2. Is TSLA's implied volatility rank above 40? If yes, premiums are reasonable. If no, consider waiting or moving to a shorter expiry to reduce time in the trade.

3. Am I genuinely willing to sell my shares at the strike I am choosing? If the answer is 'I hope it does not get there,' pick a higher strike or do not sell the call.

4. Does the premium cover at least 0.5% of the stock price for a weekly trade? On a $175 stock, that is $0.875 per share. If the premium is below that threshold, the risk-reward is probably not worth it.

Following this checklist will not guarantee profits, but it will keep you from making the most common mistakes: selling calls into low-IV environments, ignoring earnings risk, and choosing strikes you are not actually comfortable with.

What is the best strike price for a TSLA covered call this week?

Most income traders target a strike 5–8% above the current TSLA price, which corresponds to a delta of roughly 0.20–0.30. That range balances meaningful premium income against a reasonable probability of keeping your shares.
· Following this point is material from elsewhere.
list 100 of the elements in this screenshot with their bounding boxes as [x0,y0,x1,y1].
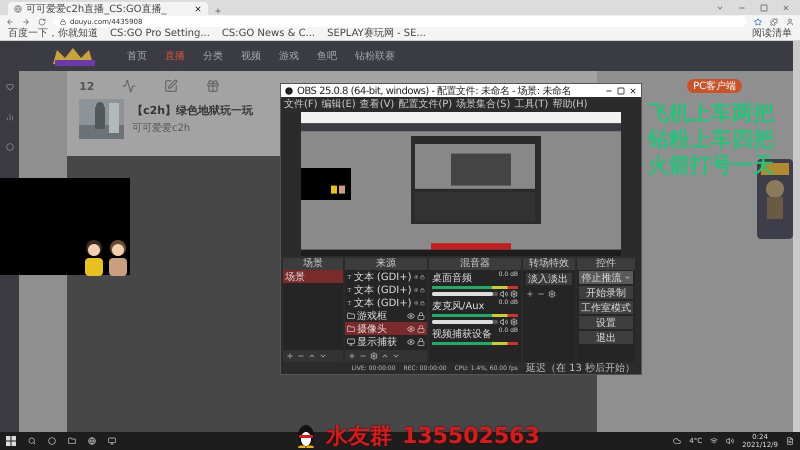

Always check the live options chain and confirm there are no earnings or major events before your expiry date.

How much premium can I collect selling a weekly TSLA covered call?
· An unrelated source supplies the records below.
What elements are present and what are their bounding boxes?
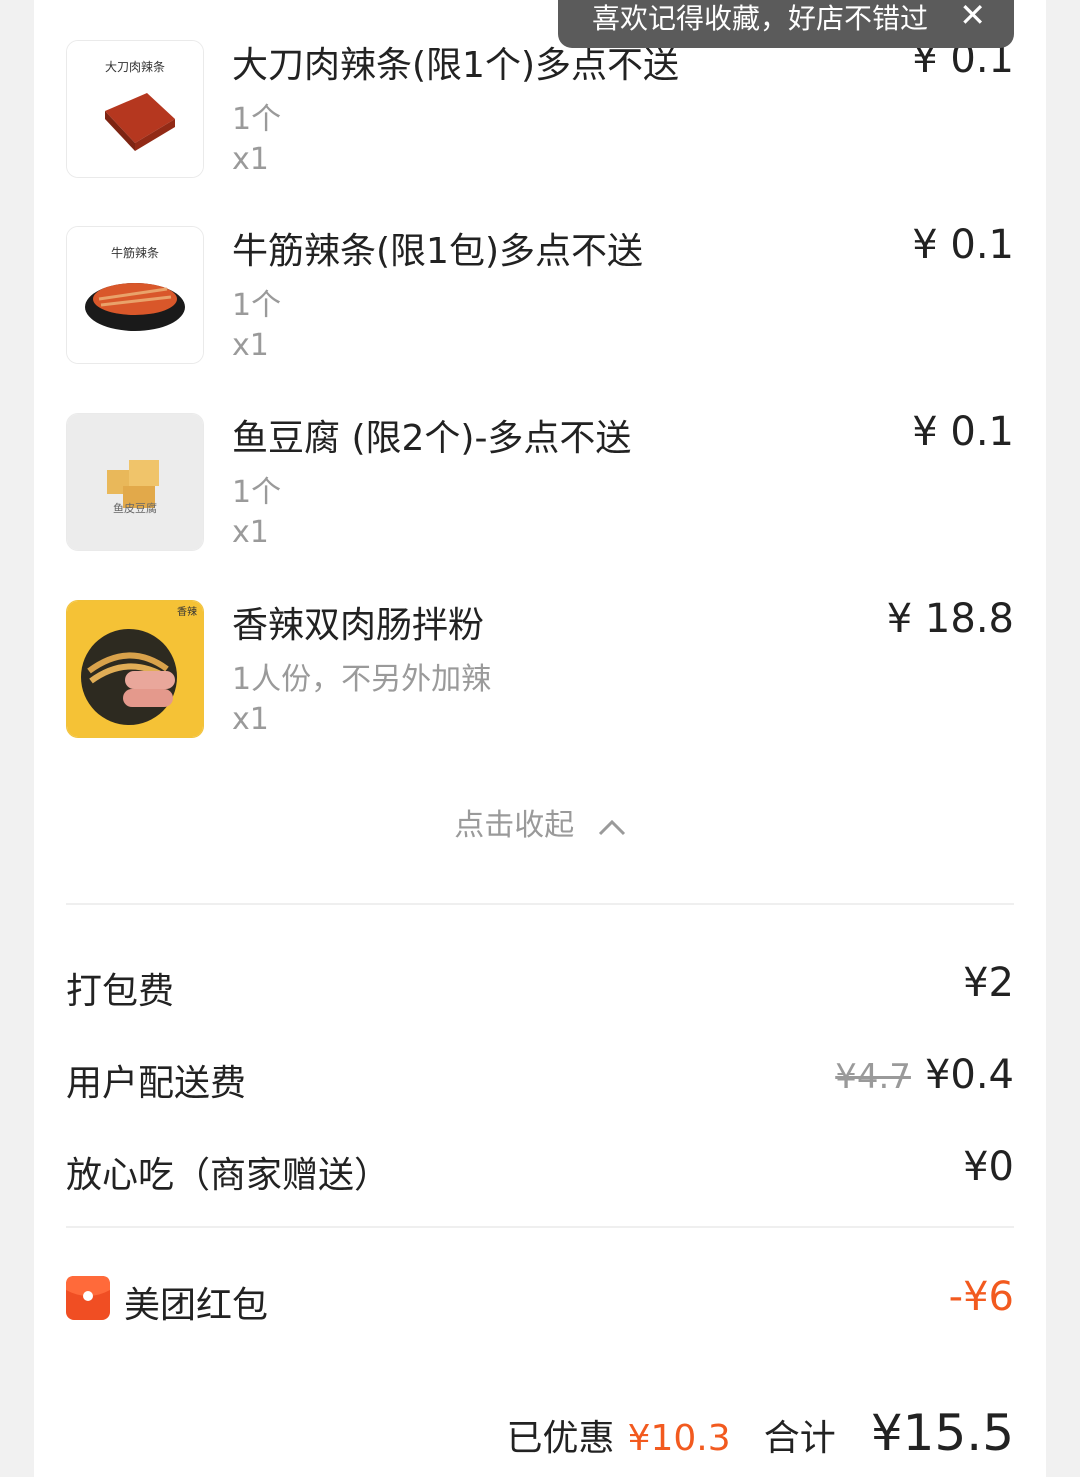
- packing-fee-value: ¥2: [963, 960, 1014, 1006]
- toast-text: 喜欢记得收藏，好店不错过: [592, 2, 929, 35]
- product-image: 大刀肉辣条: [66, 40, 204, 178]
- chevron-up-icon: [598, 809, 626, 844]
- red-packet-icon: [66, 1276, 110, 1320]
- assurance-label: 放心吃（商家赠送）: [66, 1155, 391, 1196]
- assurance-value: ¥0: [963, 1144, 1014, 1190]
- thumb-label: 牛筋辣条: [111, 245, 159, 260]
- item-price: ¥ 18.8: [886, 596, 1014, 642]
- total-value: ¥15.5: [870, 1404, 1014, 1462]
- item-name: 香辣双肉肠拌粉: [232, 605, 485, 646]
- item-price: ¥ 0.1: [912, 409, 1014, 455]
- list-item[interactable]: 牛筋辣条 牛筋辣条(限1包)多点不送 1个 x1 ¥ 0.1: [66, 222, 1014, 366]
- list-item[interactable]: 大刀肉辣条 大刀肉辣条(限1个)多点不送 1个 x1 ¥ 0.1: [66, 36, 1014, 180]
- divider: [66, 903, 1014, 905]
- item-price: ¥ 0.1: [912, 222, 1014, 268]
- product-image: 鱼皮豆腐: [66, 413, 204, 551]
- item-quantity: x1: [232, 702, 269, 737]
- close-icon[interactable]: ✕: [959, 0, 986, 34]
- item-name: 鱼豆腐 (限2个)-多点不送: [232, 418, 632, 459]
- delivery-fee-current: ¥0.4: [924, 1052, 1014, 1098]
- total-label: 合计: [763, 1418, 836, 1459]
- packing-fee-row: 打包费 ¥2: [66, 960, 1014, 1012]
- list-item[interactable]: 香辣 香辣双肉肠拌粉 1人份，不另外加辣 x1 ¥ 18.8: [66, 596, 1014, 740]
- list-item[interactable]: 鱼皮豆腐 鱼豆腐 (限2个)-多点不送 1个 x1 ¥ 0.1: [66, 409, 1014, 553]
- favorite-toast: 喜欢记得收藏，好店不错过 ✕: [558, 0, 1014, 48]
- order-summary: 已优惠 ¥10.3 合计 ¥15.5: [506, 1404, 1014, 1462]
- item-spec: 1个: [232, 475, 282, 510]
- item-spec: 1个: [232, 102, 282, 137]
- packing-fee-label: 打包费: [66, 971, 175, 1012]
- redpacket-label: 美团红包: [124, 1285, 269, 1326]
- item-quantity: x1: [232, 142, 269, 177]
- product-image: 牛筋辣条: [66, 226, 204, 364]
- item-name: 牛筋辣条(限1包)多点不送: [232, 231, 643, 272]
- delivery-fee-original: ¥4.7: [835, 1057, 911, 1097]
- assurance-row[interactable]: 放心吃（商家赠送） ¥0: [66, 1144, 1014, 1196]
- item-quantity: x1: [232, 328, 269, 363]
- thumb-label: 香辣: [177, 605, 197, 618]
- divider: [66, 1226, 1014, 1228]
- discount-value: ¥10.3: [627, 1418, 731, 1459]
- redpacket-value: -¥6: [948, 1274, 1014, 1320]
- item-spec: 1个: [232, 288, 282, 323]
- thumb-label: 鱼皮豆腐: [113, 501, 157, 515]
- item-quantity: x1: [232, 515, 269, 550]
- product-image: 香辣: [66, 600, 204, 738]
- collapse-label: 点击收起: [454, 808, 575, 843]
- delivery-fee-row: 用户配送费 ¥4.7 ¥0.4: [66, 1052, 1014, 1104]
- delivery-fee-label: 用户配送费: [66, 1063, 247, 1104]
- collapse-button[interactable]: 点击收起: [0, 800, 1080, 844]
- discount-label: 已优惠: [506, 1418, 615, 1459]
- thumb-label: 大刀肉辣条: [105, 60, 165, 74]
- redpacket-row[interactable]: 美团红包 -¥6: [66, 1274, 1014, 1326]
- delivery-fee-value: ¥4.7 ¥0.4: [835, 1052, 1014, 1098]
- item-spec: 1人份，不另外加辣: [232, 662, 492, 697]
With TSLA trading near $175 and implied volatility around 65%, a 5-day out-of-the-money call struck at $185 typically pays $1.50–$2.50 per share, or $150–$250 per 100-share contract. Premiums shift daily with stock price and IV, so check the live bid-ask spread before placing your order.

Is it safe to sell covered calls on TSLA before earnings?

Selling a covered call that expires after an earnings announcement carries significantly higher assignment risk because TSLA can move 10–20% on earnings day. Most experienced covered-call traders either avoid straddling earnings dates entirely or choose a strike far enough out-of-the-money to account for a large move. FINRA notes that corporate events create unique option risks.

What happens if TSLA shoots up past my strike price?

If TSLA closes above your strike at expiration, your 100 shares will be sold (called away) at the strike price. You keep the premium you collected, but you miss any price appreciation above the strike. This capped upside is the core trade-off of every covered call, as described by the Options Industry Council (OIC).

How are TSLA covered call premiums taxed in the US?

The IRS generally treats covered-call premiums as short-term capital gains, regardless of how long you have held the underlying shares. If your shares are assigned, the premium is added to your sale proceeds and affects your gain or loss calculation. Review IRS Publication 550 or consult a tax professional for your specific situation.

Can I sell a TSLA covered call in my IRA or TFSA?

Yes, most US brokers allow covered calls in IRAs, and Canadian brokers generally permit them in TFSAs, though you must apply for the appropriate options trading level. Selling covered calls inside a tax-advantaged account can simplify the tax treatment of premiums, since gains inside these accounts are sheltered or tax-free depending on account type and country.